An estimated $9 billion to $11 billion of private capital has been committed to the oilfield water midstream business to 2020, and a further $16 billion is projected to be required. Its value hinges on the ability to provide reliable underground water-storage capacity while avoiding seismic events and potential aquifer contamination, both of which have been linked to produced water.
Water midstream providers resemble E&Ps in many ways. Both own, operate, and maintain wells, albeit shallower injection wells on the water side. E&Ps and water midstream companies must also track produced volumes, monitor production trends, prevent well downtime, and respond to issues in the field. As a midstream company, these service providers also share common business challenges with companies that gather, transport, and store oil. They share similar needs to attract and compete for contracts, accurately perform accounting and invoicing, and manage right of way ahead of planned infrastructure.
But managing produced water is a dirty business. In essence, it is ancient seawater ~10-15x saltier than the water in our oceans today. In addition, exposure to deep rock introduces heavy metals and naturally occurring radioactive material (NORM). To make matters worse, oil-water separation is never 100% effective: On average, there are 4.5 barrels of oil for every 1,000 barrels of water processed at an SWD facility (~0.45% skim oil), and even higher if water is trucked.
By and large, the availability of combustible materials make fire a constant risk in SWD facilities, as shown in the following pictures.

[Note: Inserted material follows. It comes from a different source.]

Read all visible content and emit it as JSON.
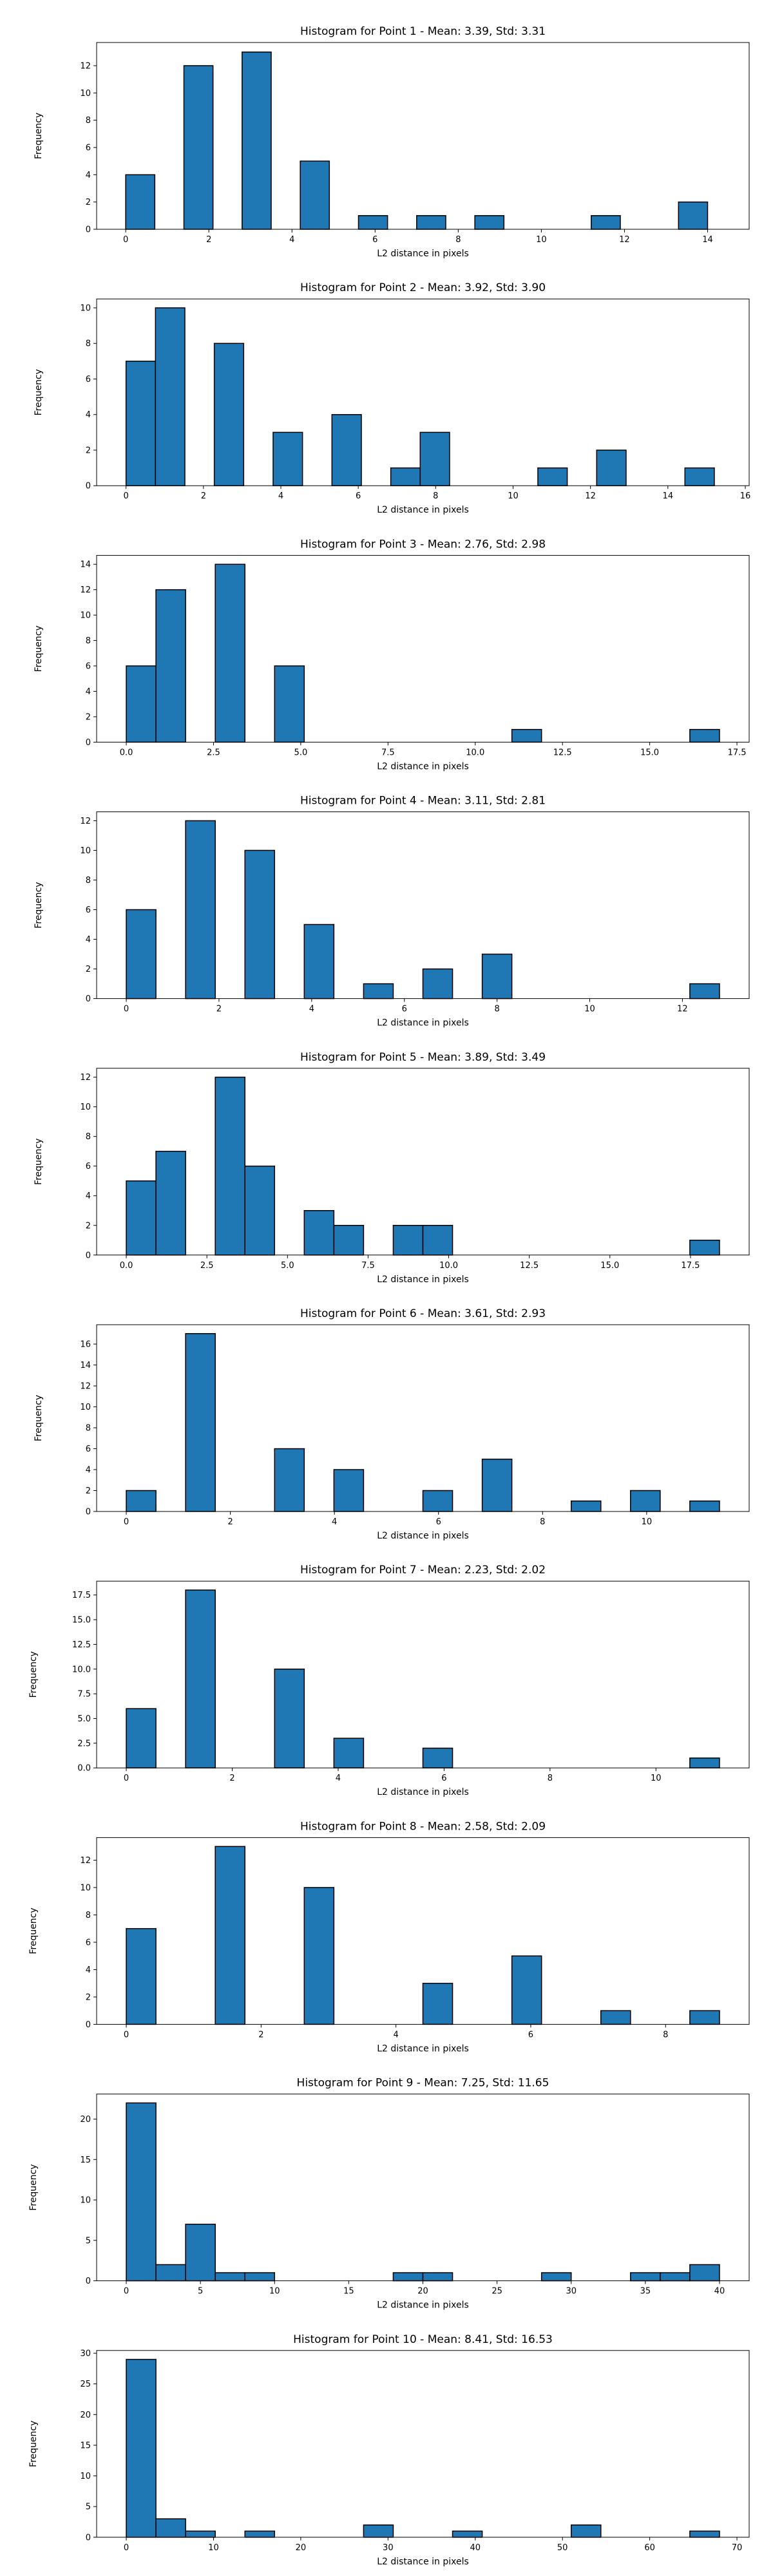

There is much more -much more- one could say on the subject, but I don’t want to spill all the beans on SWD, any more than you want to read about, so let’s leave it at this for now: SWD has been one of the few growth markets in upstream energy in the past few years. Because it’s hard to treat and recycle, a water midstream business eventually emerged. It goes without saying, though I’m happy to say it, that very few risks markets are as distressed as saltwater disposal these days. One should also note that it's easy to separate oil from water, but impossible to separate oil from politics!